E, se vogliamo, quella raccontata sullo schermo dal sociologo e documentarista Fabrizio Boni e dall'antropologo, giornalista, filmmaker e fotografo Giorgio De Finis può essere considerata, in un certo senso, una storia di fantascienza, ma appartenente alla quotidiana realtà tricolore. Perché la Metropoliz del titolo altro non è che una ex fabbrica di salami abbandonata alla periferia di Roma, quadrante stellare di Tor Sapienza, uno di quei posti dimenticati da tutti che sembrano usciti da un film di Pier Paolo Pasolini o Andrei Tarkovsky.

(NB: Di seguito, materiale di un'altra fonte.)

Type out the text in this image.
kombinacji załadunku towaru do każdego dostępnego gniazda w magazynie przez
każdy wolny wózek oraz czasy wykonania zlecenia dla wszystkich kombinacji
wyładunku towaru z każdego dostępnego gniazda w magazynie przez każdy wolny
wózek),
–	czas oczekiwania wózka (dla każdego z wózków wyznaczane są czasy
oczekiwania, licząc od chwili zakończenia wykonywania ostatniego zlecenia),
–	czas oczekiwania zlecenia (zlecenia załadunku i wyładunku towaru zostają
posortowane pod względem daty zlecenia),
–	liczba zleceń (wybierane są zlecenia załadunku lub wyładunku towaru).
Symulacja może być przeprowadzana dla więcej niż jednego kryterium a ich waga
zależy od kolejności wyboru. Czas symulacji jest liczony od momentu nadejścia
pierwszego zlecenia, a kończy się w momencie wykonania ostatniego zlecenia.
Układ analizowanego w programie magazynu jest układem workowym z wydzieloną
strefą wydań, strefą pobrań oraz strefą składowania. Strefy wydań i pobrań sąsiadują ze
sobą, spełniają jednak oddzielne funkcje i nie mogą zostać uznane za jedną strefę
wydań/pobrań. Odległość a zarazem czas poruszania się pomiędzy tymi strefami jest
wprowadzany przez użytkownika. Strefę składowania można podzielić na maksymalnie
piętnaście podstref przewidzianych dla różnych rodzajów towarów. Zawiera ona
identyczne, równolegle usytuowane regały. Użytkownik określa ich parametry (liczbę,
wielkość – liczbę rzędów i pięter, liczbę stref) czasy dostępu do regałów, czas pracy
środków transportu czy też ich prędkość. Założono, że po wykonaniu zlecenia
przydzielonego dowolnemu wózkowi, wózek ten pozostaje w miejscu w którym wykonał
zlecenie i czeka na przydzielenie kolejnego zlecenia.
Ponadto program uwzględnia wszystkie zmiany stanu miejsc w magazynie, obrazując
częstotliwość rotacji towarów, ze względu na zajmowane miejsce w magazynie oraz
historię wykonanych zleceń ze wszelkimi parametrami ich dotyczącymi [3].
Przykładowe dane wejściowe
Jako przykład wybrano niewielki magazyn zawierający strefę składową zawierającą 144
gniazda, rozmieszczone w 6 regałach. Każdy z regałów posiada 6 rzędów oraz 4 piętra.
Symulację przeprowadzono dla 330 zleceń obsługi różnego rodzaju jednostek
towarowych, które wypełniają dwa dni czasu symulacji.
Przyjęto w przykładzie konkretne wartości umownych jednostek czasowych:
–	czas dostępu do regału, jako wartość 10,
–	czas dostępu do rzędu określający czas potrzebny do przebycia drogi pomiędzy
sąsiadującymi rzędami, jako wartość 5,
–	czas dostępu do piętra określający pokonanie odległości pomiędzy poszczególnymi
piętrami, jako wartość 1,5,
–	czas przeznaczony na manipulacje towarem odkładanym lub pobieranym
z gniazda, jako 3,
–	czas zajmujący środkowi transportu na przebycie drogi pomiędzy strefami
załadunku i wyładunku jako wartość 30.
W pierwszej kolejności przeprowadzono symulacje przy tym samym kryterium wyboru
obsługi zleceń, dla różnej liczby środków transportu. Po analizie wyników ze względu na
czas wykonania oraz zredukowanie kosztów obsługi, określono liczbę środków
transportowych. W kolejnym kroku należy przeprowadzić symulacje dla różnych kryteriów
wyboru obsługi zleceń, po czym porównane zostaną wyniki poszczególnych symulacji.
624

Fabbrica abbandonata di cui, un giorno, un gruppo (dis)omogeneo di italiani, tunisini, peruviani, ucraini, africani e rom ruppe il lucchetto del cancello e decise di trasformare in uno spazio abitabile; ristrutturandolo, riparandolo e organizzandolo nel tentativo di farne un luogo dove condurre una vita decorosa.
Trovandosi costretti a lottare continuamente perché la gente della Terra non sembra capire come essi possano vivere felici, così fuori dalle regole.

Non voglio mica la luna

E' per questo che la loro storia di convivenza, di condivisione e di impegno politico arriva a sfociare in una folle ma semplice missione: costruire un razzo in un posto dove è difficile sbarcare il lunario.
Ed è la voce di Luca Argentero - anche produttore del documentario insieme agli stessi registi - ad accompagnarci nella circa ora e quaranta di visione, ovvero un terzo dell'intero materiale girato.
Ora e quaranta di visione volta a mostrare la ampia e variegata comunità di artisti che, nel corso di un paio d'anni, hanno collaborato ai preparativi per il fantastico, allegorico viaggio verso la Luna, oppure finalizzato a portare la Luna sulla Terra.
Artisti a partire da Gian Maria Tosatti, man mano che, accanto a figure più o meno note dello schermo quali la Carmen Giardina del manettiano L'arrivo di Wang e la Alessandra Roca della serie televisiva Romanzo criminale, troviamo anche architetti radicali, ufologi, astrofisici e filosofi.
Tutti impegnati a far emergere in maniera atipica la condizione degli emarginati in quella che viene definita - spesso abusivamente - società civile, tra racconti della gente della zona e di famiglie costrette alla sopravvivenza.
Ma anche a dimostrare sia che l'arte può essere in grado di cambiare il mondo, sia che, se non si costruiscono i propri obiettivi a partire da un'utopia, si finisce per abbassare l'obiettivo a terra e non ci si muove più.
Sebbene la durata dell'elaborato non fatichi ad apparire eccessiva, finendo a lungo andare per coinvolgere pienamente nella visione soltanto coloro che hanno preso parte al progetto.

Space Metropoliz L’arte può essere in grado di cambiare il mondo? Il sogno e l’immaginazione appartengono a tutti, nessuno escluso? Provano a risponderci Fabrizio Boni e Giorgio de Finis tramite questo documentario che, coinvolgendo filosofi, astrofisici, astronauti, ufologi, architetti radicali e artisti, esplora la vita all’interno di Metropoliz, ex fabbrica di salami abbandonata alla periferia di Roma, trasformata da persone appartenenti a diverse etnie nella loro abitazione. Persone sottoposte al peso dei bisogni di chi si è visto negare casa, lavoro, salute e diritti e che si mostrano impegnate a realizzare un razzo per poter andare allegoricamente a vivere sulla Luna. Mentre la voce di Luca Argentero - anche tra i produttori dell’operazione - accompagna la circa ora e quaranta di visione che, al di là dell’originale idea di partenza, rischia strada facendo di perdere la capacità di coinvolgere lo spettatore.